I think Hoffman is needed on the second line to give speed for Ryan and Zibanejad, so the only tricky question for me is who to put on the top line with Stone and Turris. If MacArthur is never coming back, then I would alternate between Chiasson and Michalek until I felt sure about which one was better — they’ve both shown chemistry in shot measures with Turris in the past.

@DefenseMinister:

Prince-Turris-Stone / Hoffman-Zibanejad-Ryan … probably provides you with the most balance. Not much chance of us seeing those combos though.

@Fffeisty:

See my response to 3(a) for the best suggested lineup tweak. Outside that, I would go with 9-7-61 and 68-93-6, mainly because L2 needs Hoffman more than L1 does. Michalek fit in well with Turris and Stone last year (and really, anyone is fine with them). (Even 42 yr old Alfie).
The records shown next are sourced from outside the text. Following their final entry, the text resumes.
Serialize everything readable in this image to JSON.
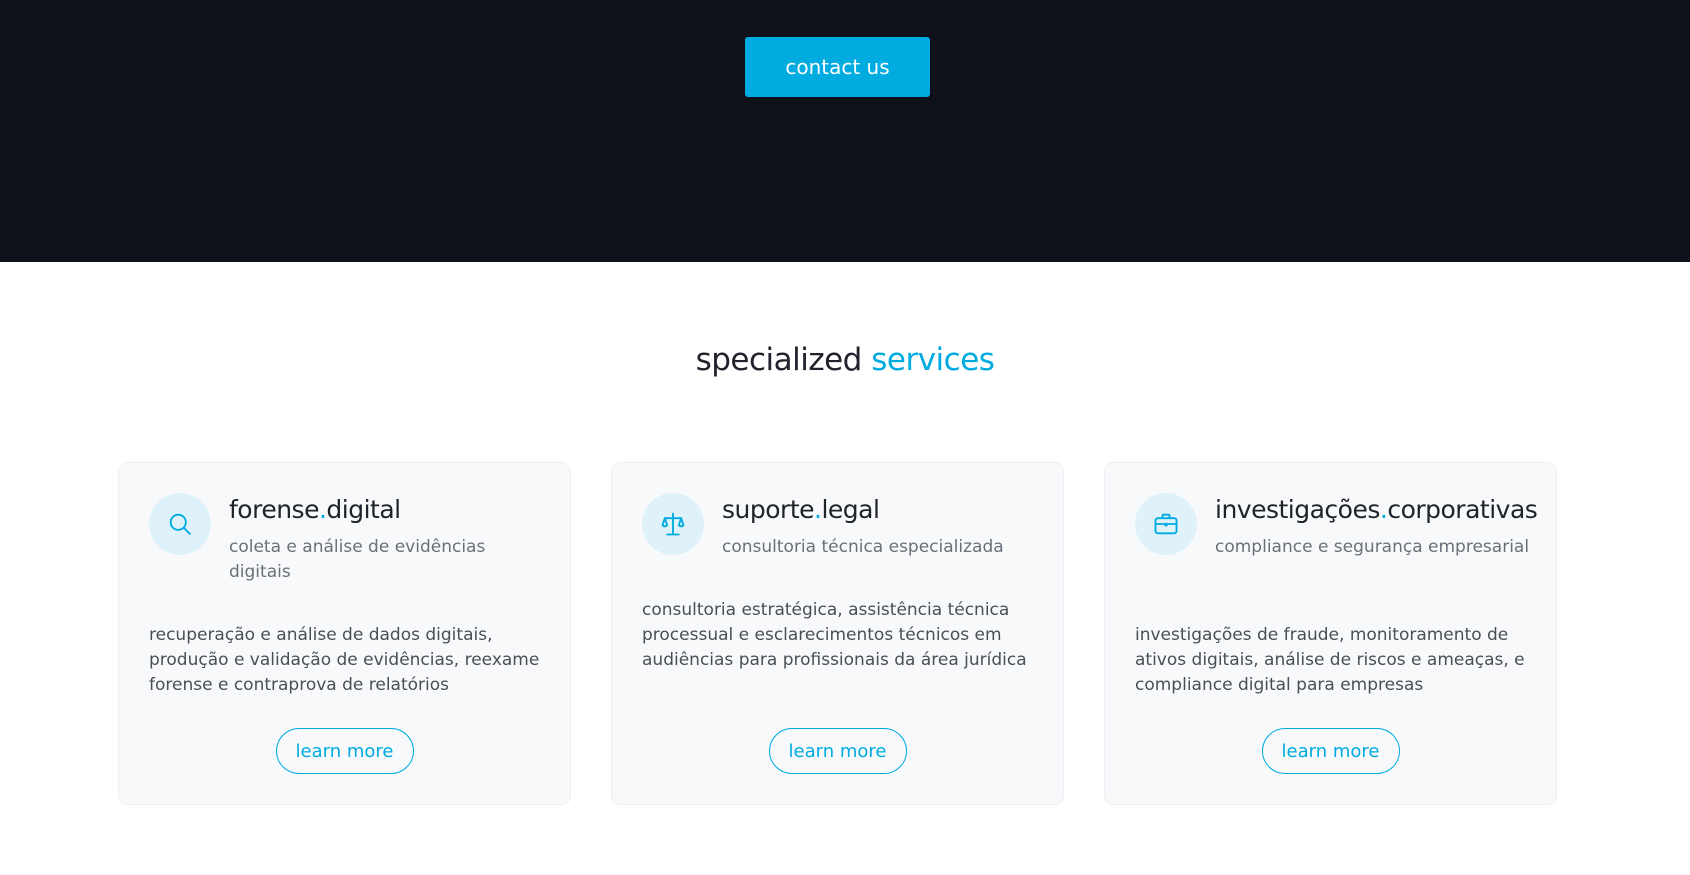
{
  "hero": {
    "contact_label": "contact us"
  },
  "services": {
    "title_part1": "specialized",
    "title_part2": "services",
    "cards": [
      {
        "icon": "search-icon",
        "title_a": "forense",
        "title_dot": ".",
        "title_b": "digital",
        "subtitle": "coleta e análise de evidências digitais",
        "description": "recuperação e análise de dados digitais, produção e validação de evidências, reexame forense e contraprova de relatórios",
        "button": "learn more"
      },
      {
        "icon": "scales-icon",
        "title_a": "suporte",
        "title_dot": ".",
        "title_b": "legal",
        "subtitle": "consultoria técnica especializada",
        "description": "consultoria estratégica, assistência técnica processual e esclarecimentos técnicos em audiências para profissionais da área jurídica",
        "button": "learn more"
      },
      {
        "icon": "briefcase-icon",
        "title_a": "investigações",
        "title_dot": ".",
        "title_b": "corporativas",
        "subtitle": "compliance e segurança empresarial",
        "description": "investigações de fraude, monitoramento de ativos digitais, análise de riscos e ameaças, e compliance digital para empresas",
        "button": "learn more"
      }
    ]
  },
  "colors": {
    "hero_bg": "#0e111a",
    "accent": "#00abe0",
    "card_bg": "#f8f9fb",
    "icon_circle": "#dff2f9"
  }
}
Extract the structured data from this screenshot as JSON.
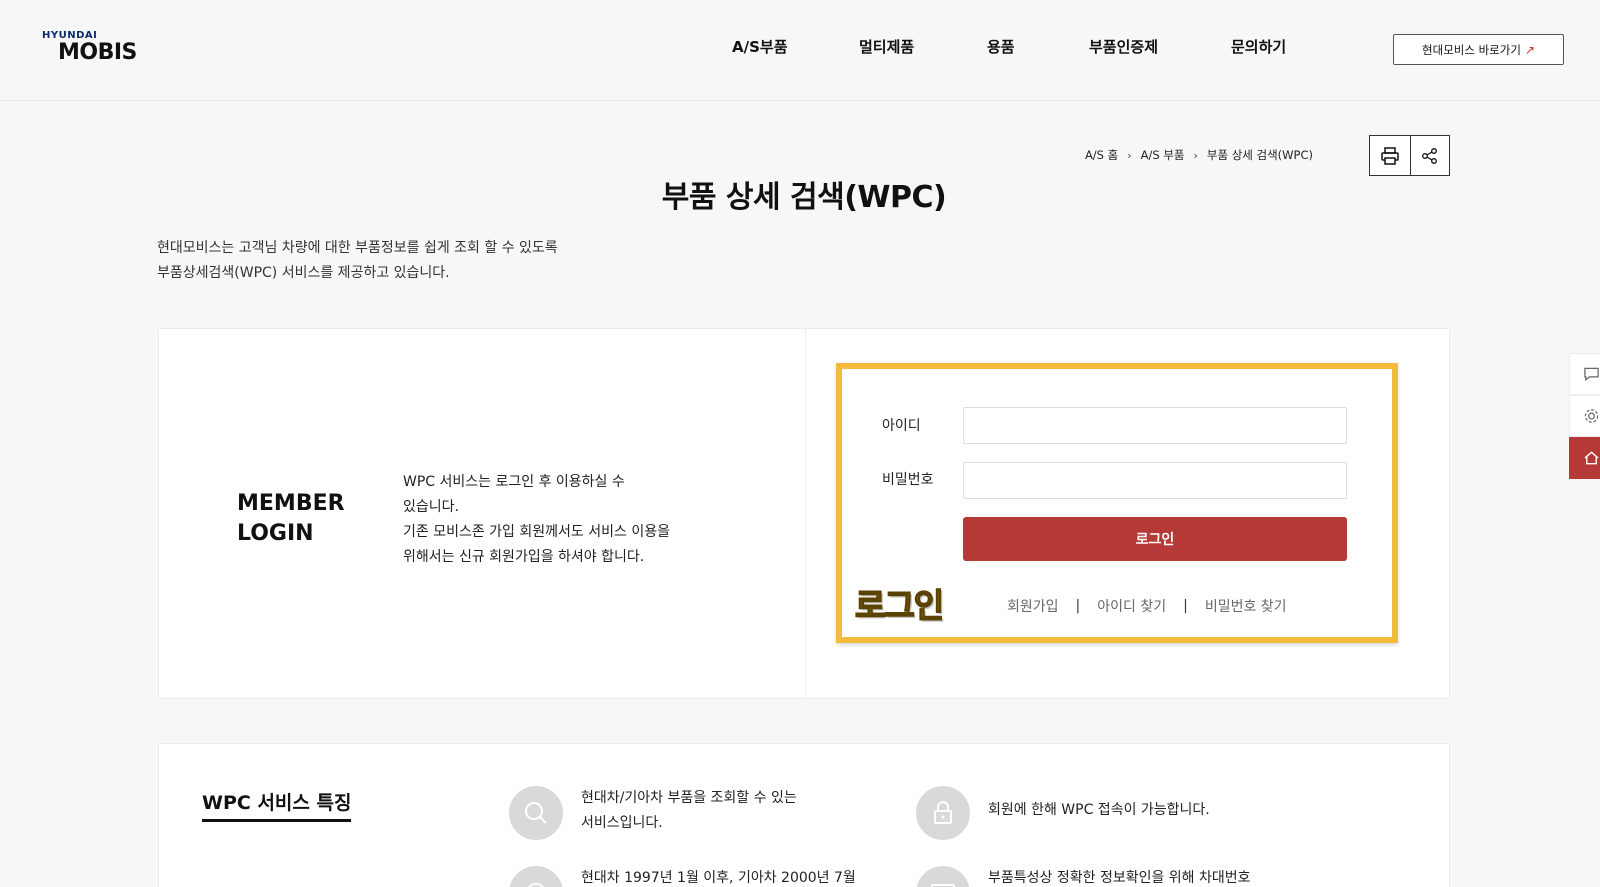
{
  "header": {
    "logo_top": "HYUNDAI",
    "logo_bottom": "MOBIS",
    "nav": [
      "A/S부품",
      "멀티제품",
      "용품",
      "부품인증제",
      "문의하기"
    ],
    "external_link": "현대모비스 바로가기"
  },
  "breadcrumb": [
    "A/S 홈",
    "A/S 부품",
    "부품 상세 검색(WPC)"
  ],
  "page": {
    "title": "부품 상세 검색(WPC)",
    "intro_line1": "현대모비스는 고객님 차량에 대한 부품정보를 쉽게 조회 할 수 있도록",
    "intro_line2": "부품상세검색(WPC) 서비스를 제공하고 있습니다."
  },
  "login": {
    "heading_line1": "MEMBER",
    "heading_line2": "LOGIN",
    "desc_line1": "WPC 서비스는 로그인 후 이용하실 수",
    "desc_line2": "있습니다.",
    "desc_line3": "기존 모비스존 가입 회원께서도 서비스 이용을",
    "desc_line4": "위해서는 신규 회원가입을 하셔야 합니다.",
    "id_label": "아이디",
    "id_value": "",
    "pw_label": "비밀번호",
    "pw_value": "",
    "button": "로그인",
    "stamp": "로그인",
    "signup": "회원가입",
    "find_id": "아이디 찾기",
    "find_pw": "비밀번호 찾기",
    "separator": "|"
  },
  "features": {
    "title": "WPC 서비스 특징",
    "items": [
      {
        "icon": "search-icon",
        "line1": "현대차/기아차 부품을 조회할 수 있는",
        "line2": "서비스입니다."
      },
      {
        "icon": "lock-icon",
        "line1": "회원에 한해 WPC 접속이 가능합니다.",
        "line2": ""
      },
      {
        "icon": "clock-icon",
        "line1": "현대차 1997년 1월 이후, 기아차 2000년 7월",
        "line2": ""
      },
      {
        "icon": "card-icon",
        "line1": "부품특성상 정확한 정보확인을 위해 차대번호",
        "line2": ""
      }
    ]
  },
  "colors": {
    "accent": "#b53a37",
    "highlight": "#f2bb3c"
  }
}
Q5: What’s the biggest reason for optimism for those hoping the Habs somehow implode?

@Fffeisty:

Carey Price’s groins are another year older. And their head coach is still Michel Therrien, so there’s always hope for exciting days ahead.

@DefenseMinister:

Michel Therrien still coaches the Habs, right?

@IneffectiveMath:

Carey Price almost certainly can’t sustain the same level of play as last year, though he will still be extremely good. The habs are very strong this year, but they’ve benefitted from clustering — all of their goals against coming in a few games and their goals for being evenly spread. That’s no more than fortune and they’ll have stretches where the same number of goals, for and against, fall less favourably to them. Also, Michel Therrien is reverting to type recently, scratching one of his best players (Semin) for multiple games for no defensible reason. If he continues to make arbitrary roster decisions there is no limit to the damage he can do to his team.

@Senturion:

The Habs are a playoff team, I don’t think any fair-minded fan would have disagreed with that before the season, but what is happening here defies explanation. Price is probably the best goalie in the NHL, and PK is a top 5 defensemen in the league but it’s hard to wrap your head around how the rest of that lineup is doing so well. My best guess is that Carey Price will get a season ending injury when one of the Habs epic pregame ceremonies goes awry and a torch carrying peewee runs him over.

Q6: Which Sens player is most likely to benefit from the Trudeau / Liberal sweep to power and why?

@DefenseMinister:

Erik Karlsson was the easy choice until he went from being the guy with the best hair on the team to the worst hair over the course of an offseason.

@Senturion:

Bobby Ryan, as the new tax bracket on the top 1% will trigger him to demand a trade to a U.S. team.

@IneffectiveMath:

Erik Karlsson, since more Canadians will realize that it is possible to be extravagantly handsome /and/ an excellent leader.

@Fffeisty:

The Sens philosophy is the polar opposite of real change. No changes to the defence in 3 years, no significant changes via trade/free agency beyond deletions in the last 3 years. BM hasn’t even been able to supply the top 6 forward he’s been pining for. Their most significant signing in the past year was bringing Alfie back into the fold. The Sens are anti-change. The Sens are the embodiment of George Bush Sr. Stay the course/thousand points of light….

Q7: Will Chris Phillips ever play again?

@IneffectiveMath:

No.

@Fffeisty:

Yes and no. One game or warm up and then retire, Alfie style.

@DefenseMinister:

No.

@Senturion:

Yes 🙁

 

 

 

 

1 comments
HockeyPlayoffRunSensFan
HockeyPlayoffRunSensFan

You all forget that Cameron is a Melnik hire on a promise made when he sent him from Binghamton to the Ice Dogs. The other Melnik influence in all this is the budget and what other teams want in exchange for a top player be it a forward of defense. I am sure Melnik has no appetite to pay two NHL contracts in the minors so Cowen is not going anywhere. As for BM's influence as far as the on ice product it is very possible that Cameron may seek advice since the view from the press box for BM is much better than the view from the bench.